Your grandmother likely has zero frame of reference to contextualize what she is inadvertently doing. She’s been doing and saying the same idioms for 60, 70, 80 years or more. I COMPLETELY understand the frustration but she’s not repeating them to sleight you.

If you have a good relationship I’m sure if she’s doing something that is especially triggering - she would be more than happy to adjust with gentle reminders after you’ve had a discussion about it and a gentle reminder when ever she falls back into old habits.

We all know kids learn language fast and more easily with immersion. Adults are exponentially worse. Can you imagine what it’s like for an Octogenarian, let alone with zero immersion? You are likely their ONLY point of reference. It’s going to take time to unlearn those habits. It’s like they’ve only spoken English their entire life and suddenly everyone around them speaks fluent Spanish and those around them are frustrated with them that they keep speaking English. They haven’t changed or moved - everyone else is changing around them, and although for the better your grandparents are understandably confused at the resentment.

Regardless - If she actually knows certain phrases bother you she will change. It will take practice on her part. But give her some latitude.

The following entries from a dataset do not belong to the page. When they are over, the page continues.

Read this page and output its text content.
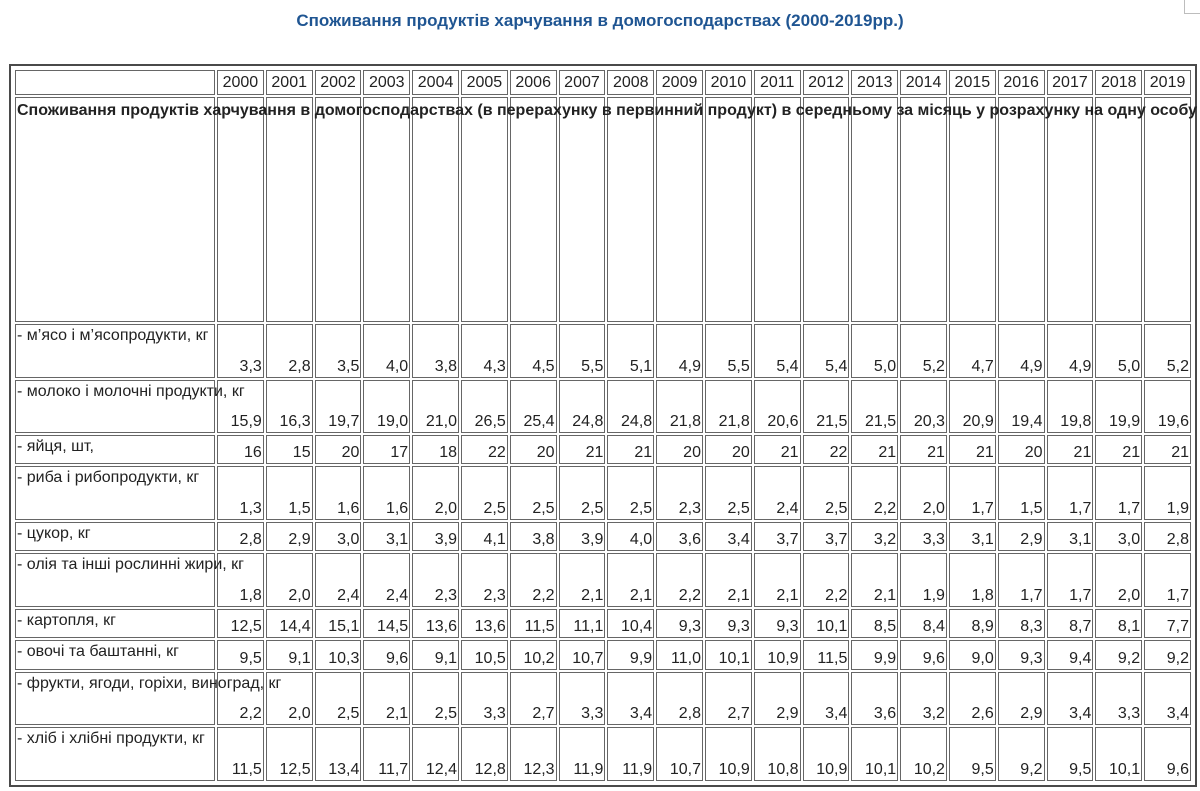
Споживання продуктів харчування в домогосподарствах (2000-2019рр.)
	2000	2001	2002	2003	2004	2005	2006	2007	2008	2009	2010	2011	2012	2013	2014	2015	2016	2017	2018	2019
Споживання продуктів харчування в домогосподарствах (в перерахунку в первинний продукт) в середньому за місяць у розрахунку на одну особу																				
- м’ясо і м’ясопродукти, кг	3,3	2,8	3,5	4,0	3,8	4,3	4,5	5,5	5,1	4,9	5,5	5,4	5,4	5,0	5,2	4,7	4,9	4,9	5,0	5,2
- молоко і молочні продукти, кг	15,9	16,3	19,7	19,0	21,0	26,5	25,4	24,8	24,8	21,8	21,8	20,6	21,5	21,5	20,3	20,9	19,4	19,8	19,9	19,6
- яйця, шт,	16	15	20	17	18	22	20	21	21	20	20	21	22	21	21	21	20	21	21	21
- риба і рибопродукти, кг	1,3	1,5	1,6	1,6	2,0	2,5	2,5	2,5	2,5	2,3	2,5	2,4	2,5	2,2	2,0	1,7	1,5	1,7	1,7	1,9
- цукор, кг	2,8	2,9	3,0	3,1	3,9	4,1	3,8	3,9	4,0	3,6	3,4	3,7	3,7	3,2	3,3	3,1	2,9	3,1	3,0	2,8
- олія та інші рослинні жири, кг	1,8	2,0	2,4	2,4	2,3	2,3	2,2	2,1	2,1	2,2	2,1	2,1	2,2	2,1	1,9	1,8	1,7	1,7	2,0	1,7
- картопля, кг	12,5	14,4	15,1	14,5	13,6	13,6	11,5	11,1	10,4	9,3	9,3	9,3	10,1	8,5	8,4	8,9	8,3	8,7	8,1	7,7
- овочі та баштанні, кг	9,5	9,1	10,3	9,6	9,1	10,5	10,2	10,7	9,9	11,0	10,1	10,9	11,5	9,9	9,6	9,0	9,3	9,4	9,2	9,2
- фрукти, ягоди, горіхи, виноград, кг	2,2	2,0	2,5	2,1	2,5	3,3	2,7	3,3	3,4	2,8	2,7	2,9	3,4	3,6	3,2	2,6	2,9	3,4	3,3	3,4
- хліб і хлібні продукти, кг	11,5	12,5	13,4	11,7	12,4	12,8	12,3	11,9	11,9	10,7	10,9	10,8	10,9	10,1	10,2	9,5	9,2	9,5	10,1	9,6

If she refuses to change, family is who you choose to surround yourself with, not who’s genetics you share. If you’re young and compelled to acquiesce to the whim of your parents in the meantime to tolerate your grandparents, know you’ll be able to choose for yourself who your family are sooner than to think.

But what I wouldn’t give for even one more day with my grandmother who loved, accepted, and supported me like no other even when she didn’t completely understand. Even when she got it wrong she tried so, so hard to get it right. She’d even correct other people and shoot me a grin afterward - so proud of me and proud of herself for advocating for me and being a better person.

Get mad at others especially ones that don’t care about you - but be patient and love your grandmother unconditionally like she loves you.

And hug her big for my sake. Maybe twice.